There are compelling opportunities in our businesses to build wind farms, convert cinemas to digital or 3D, acquire aircraft and buy song publishing catalogues. However, as mentioned, bank financing has dried up or become prohibitively expensive and we do not believe that exiting our businesses and selling them to other private equity firms is in the interests of our investors. Furthermore, where bank financing is still available, we are being careful in calling on it. This is because we believe that conditions could deteriorate further and there is substantial risk that companies will be unable to rollover or refinance their debt facilities in the next few years if they push their borrowing levels to the limit.
The alternative is to consider putting additional equity into our businesses. Clearly, this is not an easy or automatic decision. We have had to re-examine the business plans for each of our portfolio companies to see if investments at the margin are still justified, given the higher cost of new equity compared with high yield debt. If a company’s investment plans do not add value for our investors, it is pointless to provide further equity. In most instances, however, whilst the capital markets have changed dramatically, the business case has remained the same or indeed improved.
Therefore, in looking to build our portfolio companies over the next few years, the appropriate course is often going to be to seek co-investment. Our LPs, of course, have come to expect us to present them with co-investment opportunities, but this time the co-investment will be slightly different.
Traditional co-investment has either allowed us to reduce the size of our position in a portfolio business in a fund at the time of purchase (our objective is a 10–15 per cent long-term holding) or helped to finance a major acquisition. The dramatic change in the capital markets and the outlook for the credit markets necessitates a different approach to co-investment. Rather than seeking to draw down all or substantially all of the co-investment capital at once, as with an acquisition, we expect that many of our opportunities will necessitate drawing down equity over time, more like a bank capex line. Thus, we will seek to raise a certain quantum of committed co-investment equity with the expectation that it will be drawn down over time to execute against the business plan of a portfolio company.

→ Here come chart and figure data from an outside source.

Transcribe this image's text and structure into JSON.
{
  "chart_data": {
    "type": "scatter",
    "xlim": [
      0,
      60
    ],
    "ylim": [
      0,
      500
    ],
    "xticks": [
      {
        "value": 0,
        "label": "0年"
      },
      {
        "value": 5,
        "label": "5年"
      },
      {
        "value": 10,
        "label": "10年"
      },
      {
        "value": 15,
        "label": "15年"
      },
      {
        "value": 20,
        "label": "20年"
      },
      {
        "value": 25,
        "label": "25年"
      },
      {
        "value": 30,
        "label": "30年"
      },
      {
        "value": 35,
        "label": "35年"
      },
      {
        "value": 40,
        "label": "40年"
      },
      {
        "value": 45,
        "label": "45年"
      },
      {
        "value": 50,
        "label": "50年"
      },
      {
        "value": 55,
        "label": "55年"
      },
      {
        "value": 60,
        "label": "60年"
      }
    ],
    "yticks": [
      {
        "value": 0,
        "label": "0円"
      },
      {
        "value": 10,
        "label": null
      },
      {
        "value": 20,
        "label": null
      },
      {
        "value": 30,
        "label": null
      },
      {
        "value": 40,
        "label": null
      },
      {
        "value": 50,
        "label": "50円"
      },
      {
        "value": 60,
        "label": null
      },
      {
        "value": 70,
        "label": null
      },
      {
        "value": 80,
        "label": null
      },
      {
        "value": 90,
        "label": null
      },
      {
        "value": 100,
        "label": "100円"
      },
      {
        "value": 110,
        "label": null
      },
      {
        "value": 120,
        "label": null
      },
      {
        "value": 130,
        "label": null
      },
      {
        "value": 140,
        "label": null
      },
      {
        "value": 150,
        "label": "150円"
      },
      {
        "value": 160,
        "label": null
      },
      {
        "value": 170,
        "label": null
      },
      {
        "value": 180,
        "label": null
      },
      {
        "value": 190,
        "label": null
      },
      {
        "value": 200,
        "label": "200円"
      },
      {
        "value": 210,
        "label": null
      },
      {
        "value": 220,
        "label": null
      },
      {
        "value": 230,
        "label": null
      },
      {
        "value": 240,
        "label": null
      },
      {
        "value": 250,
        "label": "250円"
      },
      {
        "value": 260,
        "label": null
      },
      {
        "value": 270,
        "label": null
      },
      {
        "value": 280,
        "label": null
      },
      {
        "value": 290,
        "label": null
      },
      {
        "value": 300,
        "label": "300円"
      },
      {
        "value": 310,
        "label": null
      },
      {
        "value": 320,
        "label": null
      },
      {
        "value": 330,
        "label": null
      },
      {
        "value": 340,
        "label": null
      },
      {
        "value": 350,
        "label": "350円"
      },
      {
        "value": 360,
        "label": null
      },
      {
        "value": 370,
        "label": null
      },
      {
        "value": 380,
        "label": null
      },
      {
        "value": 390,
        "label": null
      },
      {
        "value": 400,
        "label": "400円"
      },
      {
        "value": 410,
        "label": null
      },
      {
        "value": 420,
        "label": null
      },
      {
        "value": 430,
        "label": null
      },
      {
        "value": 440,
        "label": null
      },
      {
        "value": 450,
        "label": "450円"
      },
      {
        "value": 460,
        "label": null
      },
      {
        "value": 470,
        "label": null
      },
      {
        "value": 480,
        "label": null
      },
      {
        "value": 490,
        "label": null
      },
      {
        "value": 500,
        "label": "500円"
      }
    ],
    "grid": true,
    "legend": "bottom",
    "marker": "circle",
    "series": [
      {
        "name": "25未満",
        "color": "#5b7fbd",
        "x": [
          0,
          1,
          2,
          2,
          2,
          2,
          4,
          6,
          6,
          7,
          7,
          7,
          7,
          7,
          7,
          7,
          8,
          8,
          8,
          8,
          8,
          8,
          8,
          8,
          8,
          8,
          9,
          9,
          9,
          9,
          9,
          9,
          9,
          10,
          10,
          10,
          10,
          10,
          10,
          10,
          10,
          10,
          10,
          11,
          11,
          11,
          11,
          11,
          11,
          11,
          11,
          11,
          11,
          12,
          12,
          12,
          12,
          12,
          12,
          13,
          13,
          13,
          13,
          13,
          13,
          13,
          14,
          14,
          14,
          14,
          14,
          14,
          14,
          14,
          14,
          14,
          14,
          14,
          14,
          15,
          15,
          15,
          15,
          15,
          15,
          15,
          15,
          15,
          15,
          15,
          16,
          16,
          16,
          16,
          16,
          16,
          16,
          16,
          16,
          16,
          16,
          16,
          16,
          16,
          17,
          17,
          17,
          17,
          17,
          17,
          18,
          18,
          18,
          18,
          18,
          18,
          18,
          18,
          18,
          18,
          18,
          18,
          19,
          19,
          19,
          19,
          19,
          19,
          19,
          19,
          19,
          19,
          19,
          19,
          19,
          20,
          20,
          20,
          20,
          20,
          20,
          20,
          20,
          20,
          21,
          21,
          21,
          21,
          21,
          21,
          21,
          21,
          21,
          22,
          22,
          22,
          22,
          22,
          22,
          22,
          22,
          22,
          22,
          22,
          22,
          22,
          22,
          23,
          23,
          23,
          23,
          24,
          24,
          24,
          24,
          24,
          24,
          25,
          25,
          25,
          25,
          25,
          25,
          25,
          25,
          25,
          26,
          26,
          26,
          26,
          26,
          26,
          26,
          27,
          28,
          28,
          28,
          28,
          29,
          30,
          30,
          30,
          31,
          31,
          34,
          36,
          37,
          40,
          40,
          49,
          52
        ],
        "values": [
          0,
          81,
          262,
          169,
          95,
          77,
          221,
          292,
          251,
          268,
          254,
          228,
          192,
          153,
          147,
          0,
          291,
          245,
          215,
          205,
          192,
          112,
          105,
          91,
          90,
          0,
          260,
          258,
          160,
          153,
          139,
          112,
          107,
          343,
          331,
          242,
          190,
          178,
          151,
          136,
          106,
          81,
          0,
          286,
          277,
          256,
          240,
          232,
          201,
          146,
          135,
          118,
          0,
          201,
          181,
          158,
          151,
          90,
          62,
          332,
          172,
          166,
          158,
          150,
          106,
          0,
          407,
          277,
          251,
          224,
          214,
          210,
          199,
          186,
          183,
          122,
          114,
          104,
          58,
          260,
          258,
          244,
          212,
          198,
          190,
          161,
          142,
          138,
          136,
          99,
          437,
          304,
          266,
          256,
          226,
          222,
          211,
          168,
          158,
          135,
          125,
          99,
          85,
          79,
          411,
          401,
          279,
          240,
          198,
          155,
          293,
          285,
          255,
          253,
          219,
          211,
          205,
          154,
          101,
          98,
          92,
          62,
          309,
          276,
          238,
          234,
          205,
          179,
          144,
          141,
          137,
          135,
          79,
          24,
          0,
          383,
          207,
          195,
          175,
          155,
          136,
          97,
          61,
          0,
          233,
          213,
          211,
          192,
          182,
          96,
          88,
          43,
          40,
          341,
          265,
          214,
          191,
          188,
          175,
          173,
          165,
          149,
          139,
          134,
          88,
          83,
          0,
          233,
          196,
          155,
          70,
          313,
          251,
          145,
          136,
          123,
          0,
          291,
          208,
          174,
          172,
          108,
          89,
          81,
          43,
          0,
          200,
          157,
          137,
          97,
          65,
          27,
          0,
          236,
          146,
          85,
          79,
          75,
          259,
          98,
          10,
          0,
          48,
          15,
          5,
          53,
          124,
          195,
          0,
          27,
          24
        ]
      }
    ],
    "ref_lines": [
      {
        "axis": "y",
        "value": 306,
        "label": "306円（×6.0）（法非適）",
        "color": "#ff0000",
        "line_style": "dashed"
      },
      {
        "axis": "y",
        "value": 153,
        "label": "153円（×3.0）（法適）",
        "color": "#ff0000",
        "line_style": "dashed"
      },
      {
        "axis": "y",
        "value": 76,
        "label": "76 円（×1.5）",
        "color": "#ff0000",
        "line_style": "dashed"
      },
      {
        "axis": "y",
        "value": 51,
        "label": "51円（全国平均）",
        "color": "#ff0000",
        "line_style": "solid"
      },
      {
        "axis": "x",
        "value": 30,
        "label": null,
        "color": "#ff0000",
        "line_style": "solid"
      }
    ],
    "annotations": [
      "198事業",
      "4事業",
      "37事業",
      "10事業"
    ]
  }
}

While the prospects for the capital markets and the economy are uncertain, we think there are still at least two certainties. First, we think there are ample opportunities to build our portfolio businesses and thereby add value for our investors even in a shaky economic environment. Second, we can expect to retain our businesses for a considerable period, with no exits expected until 2012. These certainties mean that we will be able to offer attractive co-investment opportunities which we will of course, share first with our existing investors.
As careful students of the capital markets, we continually evaluate our cost of capital and if we find that less expensive capital becomes available, we will seek it. However, we think that is most unlikely for some time. Thus, the sensible course at this point is to seek co-investment equity which will not only add value for existing investors, but will also provide attractive returns for co-investors. Please contact me if providing this type of co-investment equity interests you.
On a totally different subject, I am pleased that so many of you were able to attend our annual conference in London or join us during our recent roadshow. As I have said before, in today’s environment one of the most important things Terra Firma can do is be open and honest with our investors and I hope you found the conferences were just that – open and honest. Going forward, I hope you will take advantage of our quarterly conference calls which will start in September and will allow us to communicate yet more closely with you on a timely basis and ensure that we keep you fully apprised of developments at Terra Firma and our portfolio companies.